Fr Theodore has given much thought to a union between The Russian Orthodox Church Outside Russia and the Moscow Patriarchate , just as we all have.  I cannot speak, of course,  for all who consider such a union  premature, but I believe that very few are motivated, as he surmises, by fear of the new, or by haughtiness, or hatred or enmity. Nor can I believe that many today are guided by the past.  I think most of us are concerned about union with the Moscow Patriarchate of today and with Russia today.  
 
In America, a country that welcomed us and that we have adopted, there is growing concern about Russia being ruled by the KGB and about a Patriarchate that is  closely associated with it. There is concern throughout the West about the gradual return to Soviet methods and practices.  We are appalled by the growing nostalgia for Stalin and by the fact that it is not discouraged.  There is increasing xenophobia and there is a marked rise in anti-American rhetoric within the Russian government.  Last week, in a Victory Day speech,  President Putin's reference to the Third Reich was widely recognized as directed against the United States.
 
Russians today do not want sermons, lessons or advice from "emigres" living abroad. To them we are foreigners.  ROCOR  clergy  will not find it easy to be heard. For many people in Russia and abroad, taking Communion from the same Eucharistic Cup is not an issue.  ROCOR expatriates living and working in Russia commonly take Communion in MP churches.  Russian tourists traveling abroad take Communion in ROCOR churches.

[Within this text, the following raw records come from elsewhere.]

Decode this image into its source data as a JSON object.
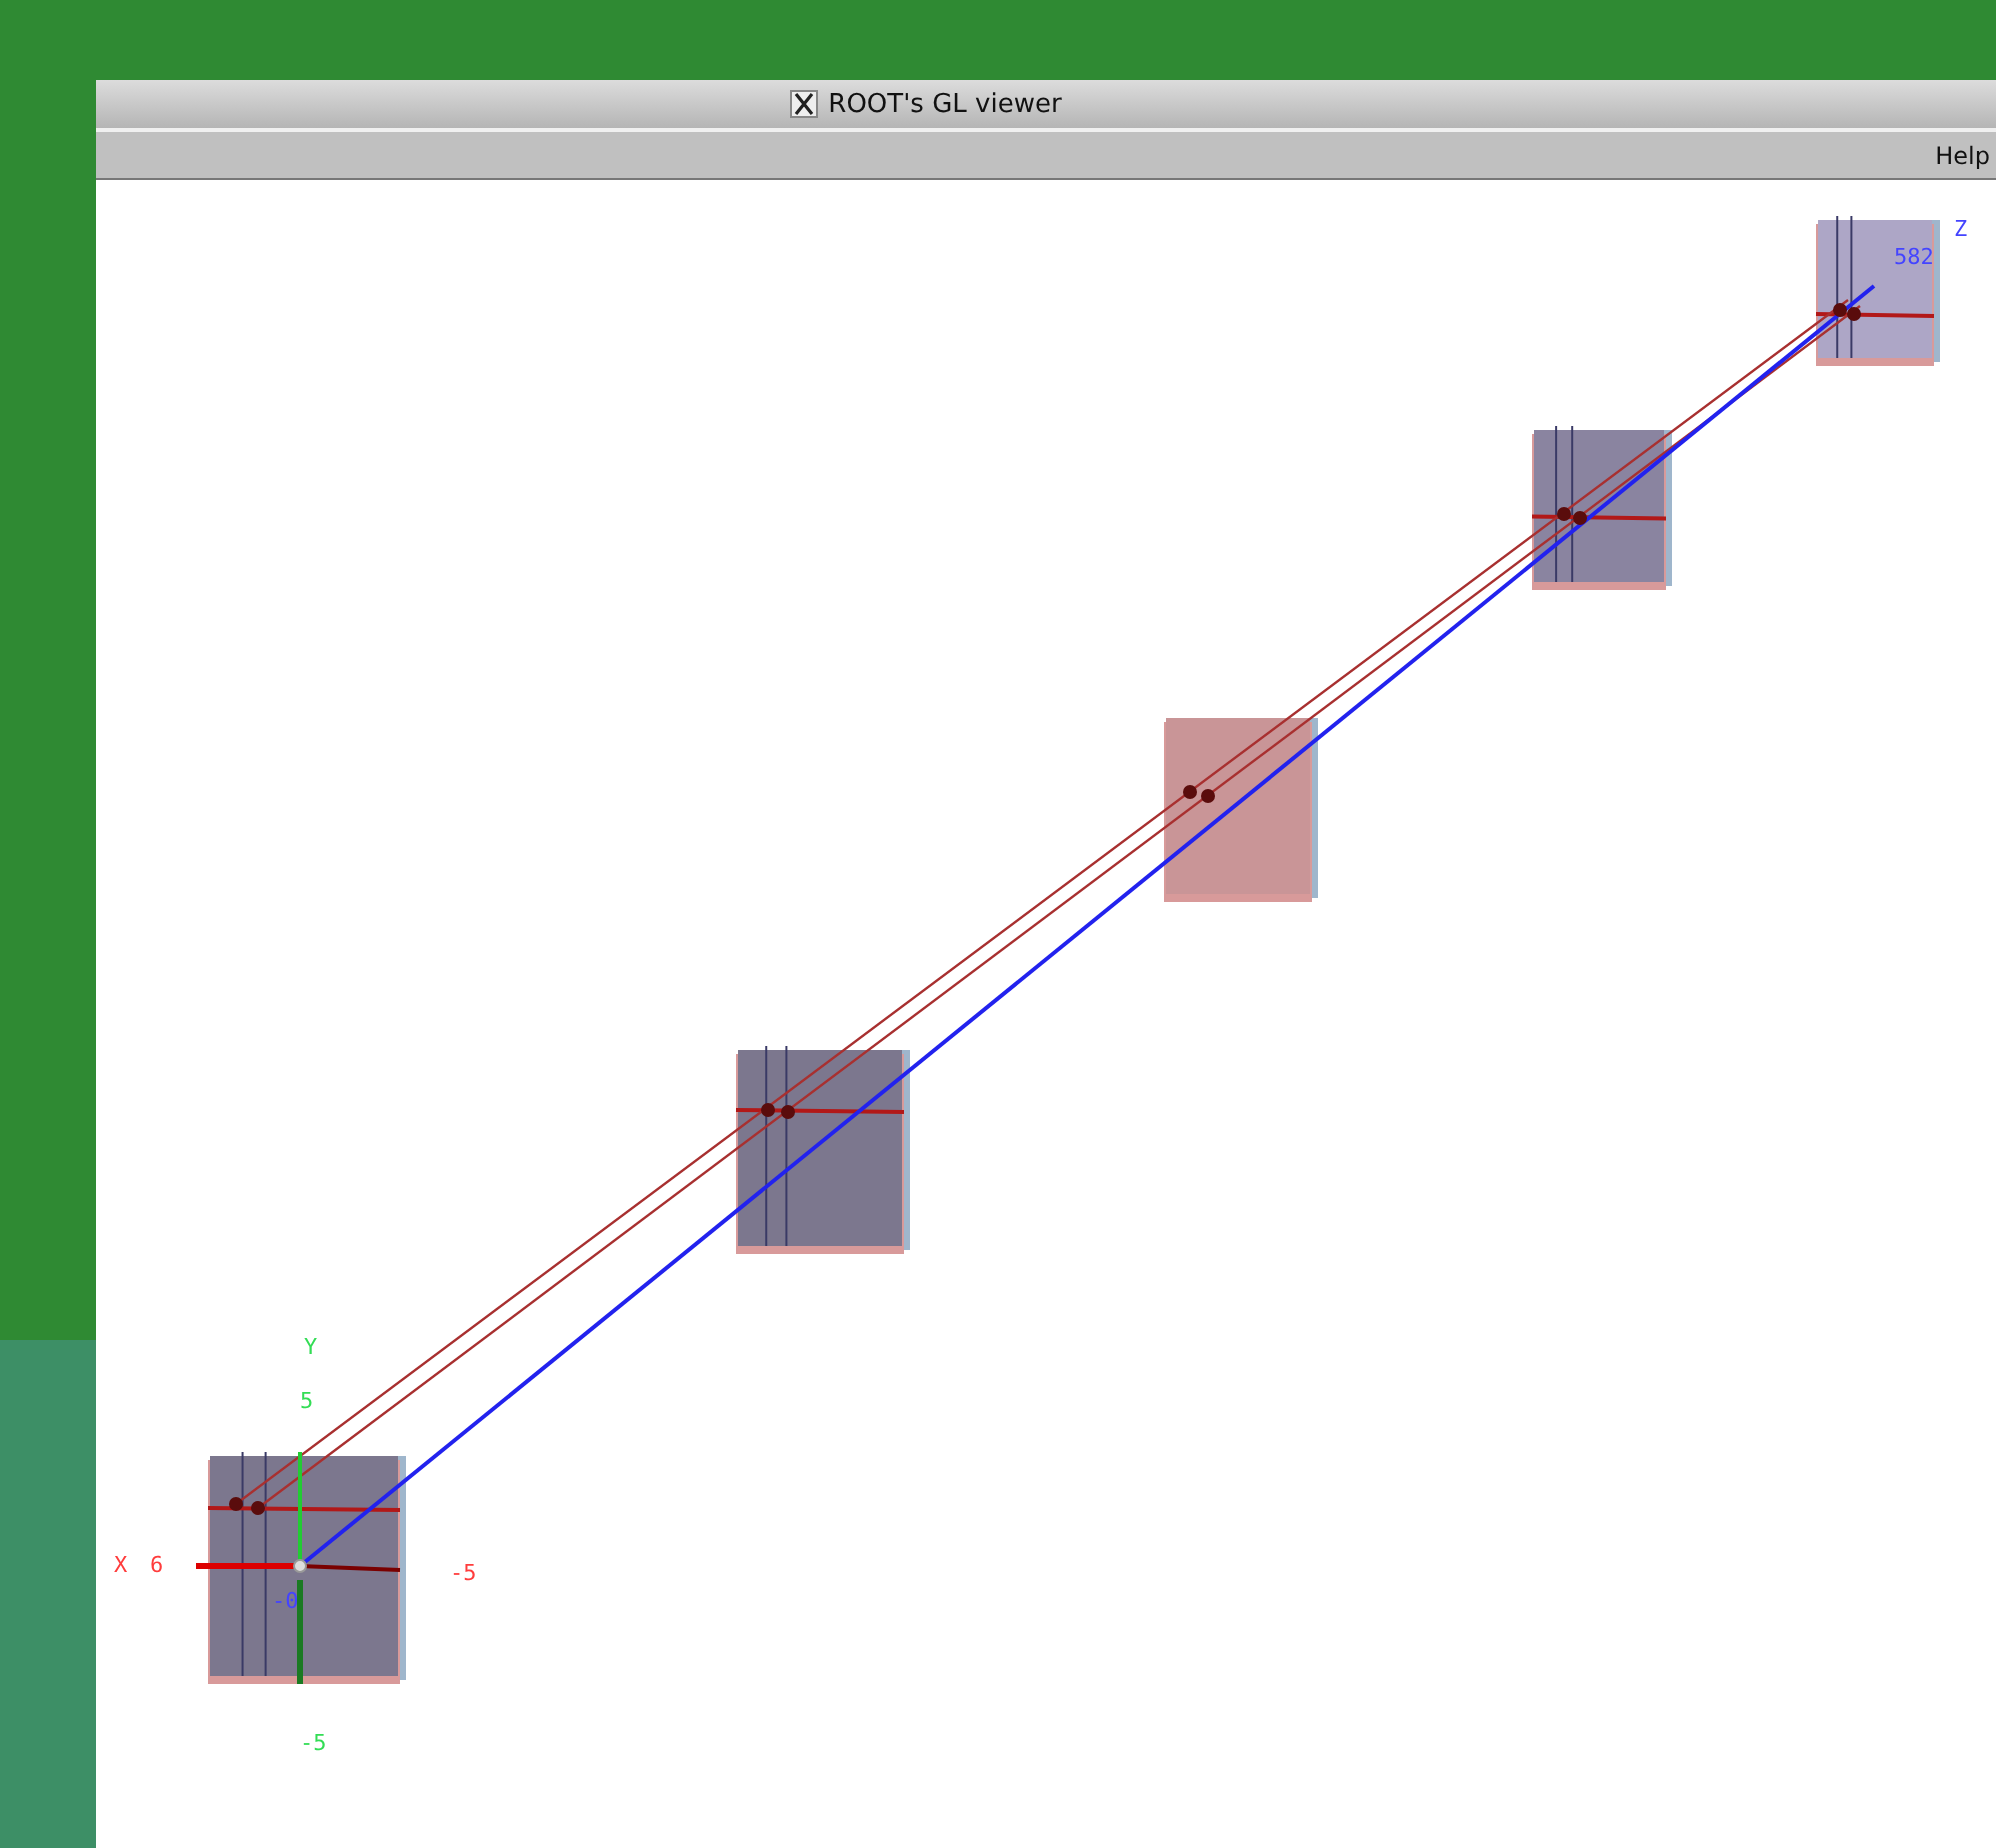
{
  "window": {
    "title": "ROOT's GL viewer"
  },
  "menu": [
    {
      "label": "Help"
    }
  ],
  "viewer": {
    "planes": [
      {
        "color": "#7c778e"
      },
      {
        "color": "#7c778e"
      },
      {
        "color": "#c99597"
      },
      {
        "color": "#8a84a0"
      },
      {
        "color": "#ada6c6"
      }
    ],
    "axis_labels": [
      {
        "kind": "y",
        "text": "Y"
      },
      {
        "kind": "y",
        "text": "5"
      },
      {
        "kind": "y",
        "text": "-5"
      },
      {
        "kind": "x",
        "text": "X"
      },
      {
        "kind": "x",
        "text": "6"
      },
      {
        "kind": "x",
        "text": "-5"
      },
      {
        "kind": "z",
        "text": "-0"
      },
      {
        "kind": "z",
        "text": "Z"
      },
      {
        "kind": "z",
        "text": "582"
      }
    ]
  }
}
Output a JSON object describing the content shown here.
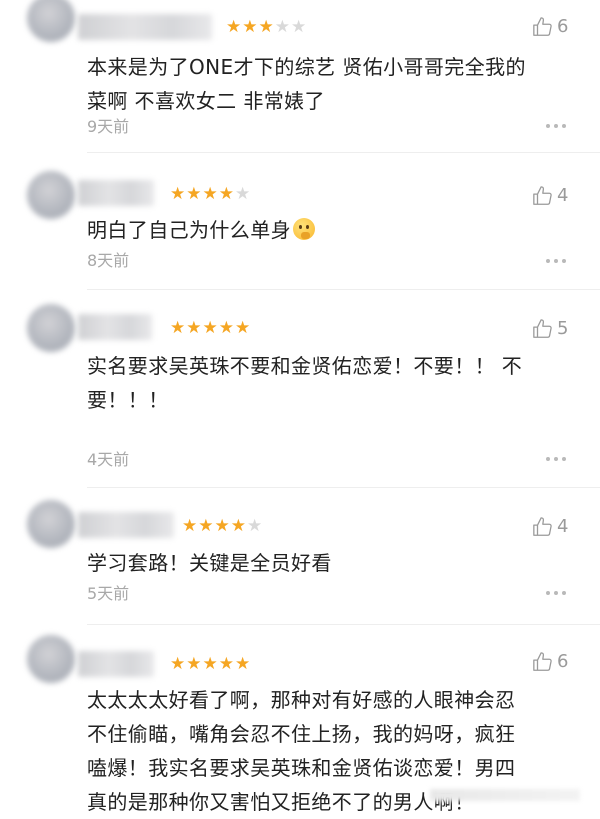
{
  "reviews": [
    {
      "username": "",
      "stars_filled": 3,
      "stars_total": 5,
      "likes": "6",
      "text": "本来是为了ONE才下的综艺 贤佑小哥哥完全我的\n菜啊 不喜欢女二 非常婊了",
      "time": "9天前"
    },
    {
      "username": "",
      "stars_filled": 4,
      "stars_total": 5,
      "likes": "4",
      "text": "明白了自己为什么单身",
      "emoji": "thinking-face-emoji",
      "time": "8天前"
    },
    {
      "username": "",
      "stars_filled": 5,
      "stars_total": 5,
      "likes": "5",
      "text": "实名要求吴英珠不要和金贤佑恋爱！不要！！ 不\n要！！！",
      "time": "4天前"
    },
    {
      "username": "",
      "stars_filled": 4,
      "stars_total": 5,
      "likes": "4",
      "text": "学习套路！关键是全员好看",
      "time": "5天前"
    },
    {
      "username": "",
      "stars_filled": 5,
      "stars_total": 5,
      "likes": "6",
      "text": "太太太太好看了啊，那种对有好感的人眼神会忍\n不住偷瞄，嘴角会忍不住上扬，我的妈呀，疯狂\n嗑爆！我实名要求吴英珠和金贤佑谈恋爱！男四\n真的是那种你又害怕又拒绝不了的男人啊！",
      "time": ""
    }
  ],
  "colors": {
    "star_on": "#f5a623",
    "star_off": "#d9d9d9",
    "meta_gray": "#a8a8a8"
  },
  "icons": {
    "like": "thumbs-up-outline-icon",
    "more": "more-dots-icon"
  }
}
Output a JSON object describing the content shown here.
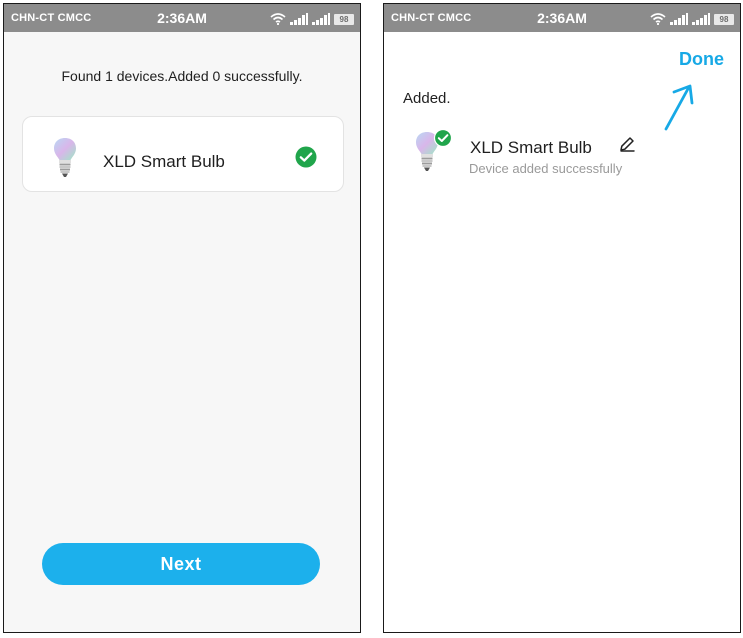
{
  "statusbar": {
    "carrier": "CHN-CT  CMCC",
    "time": "2:36AM",
    "battery": "98",
    "icons": [
      "wifi-icon",
      "signal-icon",
      "signal-icon",
      "battery-icon"
    ]
  },
  "screen_found": {
    "message": "Found 1 devices.Added 0 successfully.",
    "device": {
      "name": "XLD Smart Bulb",
      "icon": "bulb-icon",
      "status_icon": "check-circle-icon"
    },
    "next_label": "Next"
  },
  "screen_added": {
    "done_label": "Done",
    "heading": "Added.",
    "device": {
      "name": "XLD Smart Bulb",
      "status": "Device added successfully",
      "icon": "bulb-icon",
      "edit_icon": "pencil-icon"
    }
  },
  "colors": {
    "accent": "#1cb0ec",
    "success": "#20a54b",
    "statusbar": "#8c8c8c"
  }
}
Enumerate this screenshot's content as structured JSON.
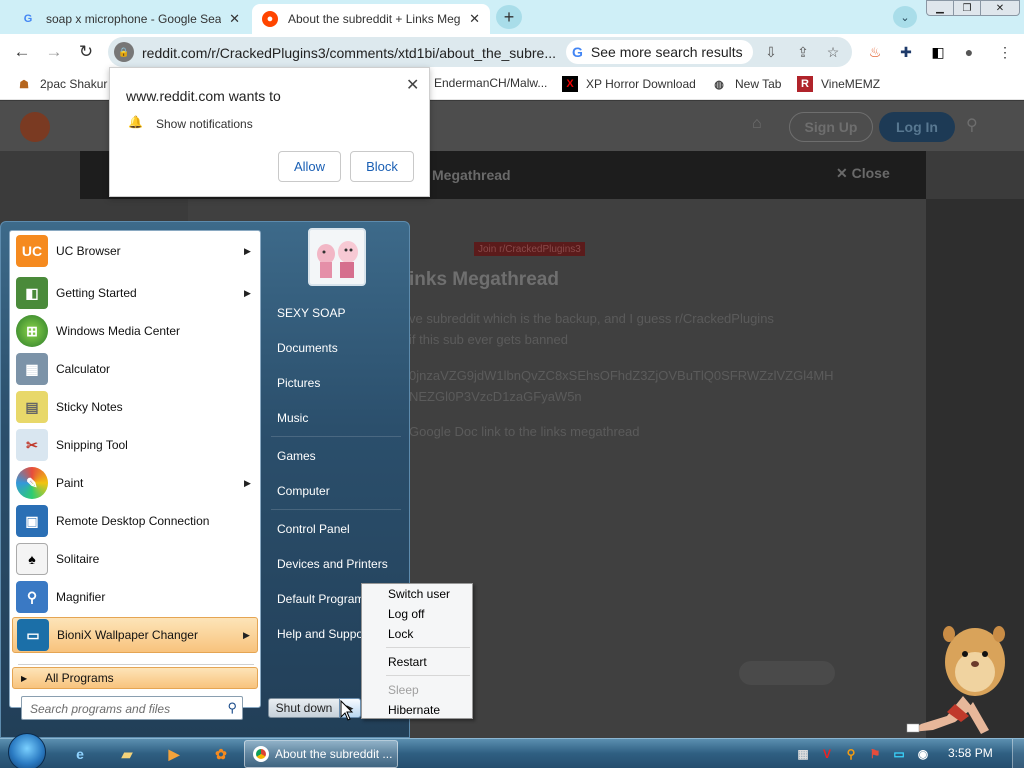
{
  "browser": {
    "tabs": [
      {
        "title": "soap x microphone - Google Sea",
        "favicon": "google-icon",
        "active": false
      },
      {
        "title": "About the subreddit + Links Meg",
        "favicon": "reddit-icon",
        "active": true
      }
    ],
    "address": "reddit.com/r/CrackedPlugins3/comments/xtd1bi/about_the_subre...",
    "see_more": "See more search results",
    "bookmarks": [
      {
        "label": "2pac Shakur -",
        "icon": "person-icon"
      },
      {
        "label": "EndermanCH/Malw...",
        "icon": "github-icon"
      },
      {
        "label": "XP Horror Download",
        "icon": "x-icon"
      },
      {
        "label": "New Tab",
        "icon": "globe-icon"
      },
      {
        "label": "VineMEMZ",
        "icon": "r-icon"
      }
    ]
  },
  "notification": {
    "title": "www.reddit.com wants to",
    "text": "Show notifications",
    "allow": "Allow",
    "block": "Block"
  },
  "reddit": {
    "signup": "Sign Up",
    "login": "Log In",
    "thread_bar": "Megathread",
    "close": "Close",
    "join_badge": "Join r/CrackedPlugins3",
    "heading": "inks Megathread",
    "lines": [
      "ve subreddit which is the backup, and I guess r/CrackedPlugins",
      "if this sub ever gets banned",
      "0jnzaVZG9jdW1lbnQvZC8xSEhsOFhdZ3ZjOVBuTlQ0SFRWZzlVZGl4MH",
      "NEZGl0P3VzcD1zaGFyaW5n",
      "Google Doc link to the links megathread"
    ]
  },
  "startmenu": {
    "programs": [
      {
        "label": "UC Browser",
        "icon": "uc-browser-icon",
        "submenu": true,
        "highlight": false
      },
      {
        "label": "Getting Started",
        "icon": "getting-started-icon",
        "submenu": true,
        "highlight": false
      },
      {
        "label": "Windows Media Center",
        "icon": "media-center-icon",
        "submenu": false,
        "highlight": false
      },
      {
        "label": "Calculator",
        "icon": "calculator-icon",
        "submenu": false,
        "highlight": false
      },
      {
        "label": "Sticky Notes",
        "icon": "sticky-notes-icon",
        "submenu": false,
        "highlight": false
      },
      {
        "label": "Snipping Tool",
        "icon": "snipping-tool-icon",
        "submenu": false,
        "highlight": false
      },
      {
        "label": "Paint",
        "icon": "paint-icon",
        "submenu": true,
        "highlight": false
      },
      {
        "label": "Remote Desktop Connection",
        "icon": "remote-desktop-icon",
        "submenu": false,
        "highlight": false
      },
      {
        "label": "Solitaire",
        "icon": "solitaire-icon",
        "submenu": false,
        "highlight": false
      },
      {
        "label": "Magnifier",
        "icon": "magnifier-icon",
        "submenu": false,
        "highlight": false
      },
      {
        "label": "BioniX Wallpaper Changer",
        "icon": "wallpaper-changer-icon",
        "submenu": true,
        "highlight": true
      }
    ],
    "all_programs": "All Programs",
    "search_placeholder": "Search programs and files",
    "right_links": [
      "SEXY SOAP",
      "Documents",
      "Pictures",
      "Music",
      "Games",
      "Computer",
      "Control Panel",
      "Devices and Printers",
      "Default Programs",
      "Help and Support"
    ],
    "shutdown": "Shut down",
    "power_menu": [
      "Switch user",
      "Log off",
      "Lock",
      "Restart",
      "Sleep",
      "Hibernate"
    ]
  },
  "taskbar": {
    "active_task": "About the subreddit ...",
    "clock": "3:58 PM"
  }
}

Many claim that they are not interested in "church politics".  
 
All that is of spiritual value to us is being sent to Russia.  Russia already has so many relics, so many venerable miraculous icons, so many valuable archives, so many historically famous dead.  If all our sacred memorials are transferred to Russia, what will be left to us and to our descendants?
 
But past history, new arguments and politics are not the main issues.  The issue that concerns us most  is today's claim that sergianism and ecumenism have become irrelevant.  We believe that they are relevant and that they will remain relevant until the end of the world, because they preach accommodation with the world.
 
Fr. Theodore reminds us of the painful Evlogian schism, but there was another schism that cannot be ignored.  The schism of the New Martyr bishops and priests who refused to commemorate Metropolitan Sergius.